Sixt UK managing director Paul McLoughlin has been given a clear, decisive remit by the board: grow the business.
The family-owned German firm, which last year celebrated its centenary, claims to be the world’s second biggest rental company but in Europe, at least, it has designs on top spot.
Growth in the UK, where it trails the big guns of Enterprise Rent-a-Car, Europcar and Hertz, is a core part of the strategy.
Sixt grew its fleet by 20% in 2012 and has similar aspirations in 2013.
It trades from a network of 150 locations, including 120 run by its subsidiary United Rental Group, and has a rental fleet of 26,000 – 30% of which are light commercial vehicles – including around 5,000 in the corporate market which will rise to 6,000 this year.

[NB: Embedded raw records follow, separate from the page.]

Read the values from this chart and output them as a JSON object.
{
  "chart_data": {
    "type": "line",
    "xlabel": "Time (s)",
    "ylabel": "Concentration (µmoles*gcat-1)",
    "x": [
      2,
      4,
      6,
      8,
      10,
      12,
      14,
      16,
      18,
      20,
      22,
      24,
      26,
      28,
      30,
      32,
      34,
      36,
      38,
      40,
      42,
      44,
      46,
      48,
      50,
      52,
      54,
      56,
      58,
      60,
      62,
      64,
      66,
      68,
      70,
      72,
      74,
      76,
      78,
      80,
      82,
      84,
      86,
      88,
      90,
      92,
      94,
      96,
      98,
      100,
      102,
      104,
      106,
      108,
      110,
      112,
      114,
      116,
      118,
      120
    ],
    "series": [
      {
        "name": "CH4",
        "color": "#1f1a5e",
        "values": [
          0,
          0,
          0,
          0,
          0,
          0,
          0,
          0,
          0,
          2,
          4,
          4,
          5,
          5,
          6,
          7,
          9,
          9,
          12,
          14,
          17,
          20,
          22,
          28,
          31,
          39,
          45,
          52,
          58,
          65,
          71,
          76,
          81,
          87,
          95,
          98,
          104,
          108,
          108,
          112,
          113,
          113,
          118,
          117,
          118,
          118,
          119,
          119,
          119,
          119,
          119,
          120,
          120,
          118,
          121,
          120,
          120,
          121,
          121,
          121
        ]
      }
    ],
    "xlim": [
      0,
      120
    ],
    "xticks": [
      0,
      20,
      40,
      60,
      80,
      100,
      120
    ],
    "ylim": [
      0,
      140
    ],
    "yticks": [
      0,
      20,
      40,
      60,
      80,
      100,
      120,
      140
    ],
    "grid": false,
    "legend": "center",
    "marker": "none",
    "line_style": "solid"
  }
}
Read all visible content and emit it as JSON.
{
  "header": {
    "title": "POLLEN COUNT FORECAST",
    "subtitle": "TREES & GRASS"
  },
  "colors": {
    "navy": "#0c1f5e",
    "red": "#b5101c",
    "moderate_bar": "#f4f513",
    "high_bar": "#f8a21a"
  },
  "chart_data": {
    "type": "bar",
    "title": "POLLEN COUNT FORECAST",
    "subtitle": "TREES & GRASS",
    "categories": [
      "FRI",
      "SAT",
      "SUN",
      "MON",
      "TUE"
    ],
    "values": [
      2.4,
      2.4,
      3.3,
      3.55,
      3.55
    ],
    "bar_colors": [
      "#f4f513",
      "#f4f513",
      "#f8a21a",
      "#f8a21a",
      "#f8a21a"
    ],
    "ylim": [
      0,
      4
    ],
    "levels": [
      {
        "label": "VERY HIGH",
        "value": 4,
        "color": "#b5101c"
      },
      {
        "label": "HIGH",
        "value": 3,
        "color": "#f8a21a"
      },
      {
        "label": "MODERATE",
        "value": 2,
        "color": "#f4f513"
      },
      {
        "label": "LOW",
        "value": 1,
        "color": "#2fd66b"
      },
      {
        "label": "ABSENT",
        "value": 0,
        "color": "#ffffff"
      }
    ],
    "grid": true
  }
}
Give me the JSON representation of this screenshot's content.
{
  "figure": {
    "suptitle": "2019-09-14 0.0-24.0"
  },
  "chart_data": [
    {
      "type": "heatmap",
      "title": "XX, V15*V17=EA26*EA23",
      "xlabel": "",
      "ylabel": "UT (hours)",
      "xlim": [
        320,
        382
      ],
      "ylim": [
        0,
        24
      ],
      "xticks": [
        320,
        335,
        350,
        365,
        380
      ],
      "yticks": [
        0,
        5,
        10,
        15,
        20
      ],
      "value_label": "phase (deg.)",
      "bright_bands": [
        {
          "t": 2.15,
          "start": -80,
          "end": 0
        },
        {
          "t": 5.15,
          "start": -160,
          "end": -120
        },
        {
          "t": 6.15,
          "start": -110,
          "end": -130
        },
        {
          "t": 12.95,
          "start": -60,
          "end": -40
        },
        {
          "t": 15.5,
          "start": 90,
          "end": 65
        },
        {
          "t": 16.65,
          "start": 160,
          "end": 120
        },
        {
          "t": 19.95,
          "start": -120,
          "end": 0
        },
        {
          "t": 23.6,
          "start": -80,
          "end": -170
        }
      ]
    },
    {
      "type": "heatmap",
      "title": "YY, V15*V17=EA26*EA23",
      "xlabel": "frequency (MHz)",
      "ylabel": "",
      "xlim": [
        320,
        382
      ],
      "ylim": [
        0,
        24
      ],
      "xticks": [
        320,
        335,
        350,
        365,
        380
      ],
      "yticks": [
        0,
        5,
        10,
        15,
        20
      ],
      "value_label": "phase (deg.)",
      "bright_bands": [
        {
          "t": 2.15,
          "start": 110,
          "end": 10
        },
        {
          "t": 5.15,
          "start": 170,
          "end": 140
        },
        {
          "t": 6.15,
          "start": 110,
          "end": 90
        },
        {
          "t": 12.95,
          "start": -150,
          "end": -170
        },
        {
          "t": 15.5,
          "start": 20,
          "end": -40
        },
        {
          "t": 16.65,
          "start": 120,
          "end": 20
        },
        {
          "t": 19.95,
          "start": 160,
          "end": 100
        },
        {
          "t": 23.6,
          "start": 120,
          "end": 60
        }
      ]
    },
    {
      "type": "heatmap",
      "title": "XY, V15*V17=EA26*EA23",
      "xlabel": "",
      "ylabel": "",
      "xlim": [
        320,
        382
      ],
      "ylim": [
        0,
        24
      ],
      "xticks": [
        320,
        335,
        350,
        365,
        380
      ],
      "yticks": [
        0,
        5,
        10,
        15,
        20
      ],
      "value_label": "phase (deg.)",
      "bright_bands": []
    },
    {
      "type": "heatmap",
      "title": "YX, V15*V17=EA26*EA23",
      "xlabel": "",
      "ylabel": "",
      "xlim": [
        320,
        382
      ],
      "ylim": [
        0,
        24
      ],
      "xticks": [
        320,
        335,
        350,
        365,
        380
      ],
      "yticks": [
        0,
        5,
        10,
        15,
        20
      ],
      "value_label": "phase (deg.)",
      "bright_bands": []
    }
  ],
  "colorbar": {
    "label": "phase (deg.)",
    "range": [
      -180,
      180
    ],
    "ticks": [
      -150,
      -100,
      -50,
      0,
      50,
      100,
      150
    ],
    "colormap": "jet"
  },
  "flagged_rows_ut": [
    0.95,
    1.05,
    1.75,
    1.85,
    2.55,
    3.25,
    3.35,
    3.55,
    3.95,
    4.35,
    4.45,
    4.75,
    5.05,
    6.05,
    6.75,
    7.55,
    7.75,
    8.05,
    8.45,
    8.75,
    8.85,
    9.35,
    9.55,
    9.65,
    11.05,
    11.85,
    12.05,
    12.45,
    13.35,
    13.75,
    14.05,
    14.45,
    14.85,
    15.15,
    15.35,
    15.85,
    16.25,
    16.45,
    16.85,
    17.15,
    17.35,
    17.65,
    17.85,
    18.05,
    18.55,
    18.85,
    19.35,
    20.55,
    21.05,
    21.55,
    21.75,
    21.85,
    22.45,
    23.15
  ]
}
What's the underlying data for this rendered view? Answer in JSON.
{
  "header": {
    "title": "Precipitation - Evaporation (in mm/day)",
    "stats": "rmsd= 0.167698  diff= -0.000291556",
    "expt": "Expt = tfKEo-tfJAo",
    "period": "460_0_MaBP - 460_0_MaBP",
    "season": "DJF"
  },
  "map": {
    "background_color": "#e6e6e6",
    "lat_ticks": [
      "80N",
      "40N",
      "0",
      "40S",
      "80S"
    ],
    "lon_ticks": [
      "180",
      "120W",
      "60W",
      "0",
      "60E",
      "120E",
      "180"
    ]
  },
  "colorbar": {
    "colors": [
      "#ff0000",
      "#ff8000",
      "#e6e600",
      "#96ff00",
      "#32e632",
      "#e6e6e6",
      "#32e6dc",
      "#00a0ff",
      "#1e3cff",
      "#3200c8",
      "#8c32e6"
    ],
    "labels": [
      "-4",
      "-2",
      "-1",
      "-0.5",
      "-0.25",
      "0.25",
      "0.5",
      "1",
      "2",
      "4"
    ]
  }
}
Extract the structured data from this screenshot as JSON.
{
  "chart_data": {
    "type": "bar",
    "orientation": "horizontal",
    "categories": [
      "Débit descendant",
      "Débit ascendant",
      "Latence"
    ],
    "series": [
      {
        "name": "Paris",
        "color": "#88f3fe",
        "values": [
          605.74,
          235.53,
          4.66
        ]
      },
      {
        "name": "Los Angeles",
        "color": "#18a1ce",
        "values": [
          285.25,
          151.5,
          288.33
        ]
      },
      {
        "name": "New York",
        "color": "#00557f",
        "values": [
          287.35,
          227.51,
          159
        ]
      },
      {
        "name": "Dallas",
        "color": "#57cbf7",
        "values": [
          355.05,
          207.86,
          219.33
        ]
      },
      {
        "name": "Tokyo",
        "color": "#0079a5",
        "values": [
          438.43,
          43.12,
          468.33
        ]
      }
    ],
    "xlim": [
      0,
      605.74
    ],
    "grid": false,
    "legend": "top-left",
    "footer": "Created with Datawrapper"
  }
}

McLoughlin has identified a gap in the market for small to medium businesses, so-called SMEs, although Sixt also has strong ties with large corporates.
In addition, he’s targeting organisations looking for grey fleet solutions and those finding it hard to get credit.
A bigger network of outlets is fundamental to growth; Sixt intends to expand by 20% each year for the next two to three years, targeting major UK cities and airports.
He wants to grow Sixt’s share of the rental market from its current 6-7% to 10%, “but not at all costs”.
The strategy centres on being a mobility solutions provider. For McLoughlin, it’s about much more than simply being a short-term rental provider: leasing, flexi-rental and a new hourly product recently launched in Germany all figure in his plans.
Strategic partnership
“We see ourselves as a mobility solution,” he says. “In other countries, a third of our business is leasing; in the UK we have done a strategic partnership deal with Ogilvie – it passes rental business to us and we pass leasing business to it.”
Sixt set up the agreement in 2011 and over the next 12 months added around 500 vehicles to its rental fleet to meet demand from the referrals.
In 2011 it launched Drive Now, a 50/50 joint venture with BMW in Germany which enables companies to rent a car for just one hour – effectively a car club model with one-way travel.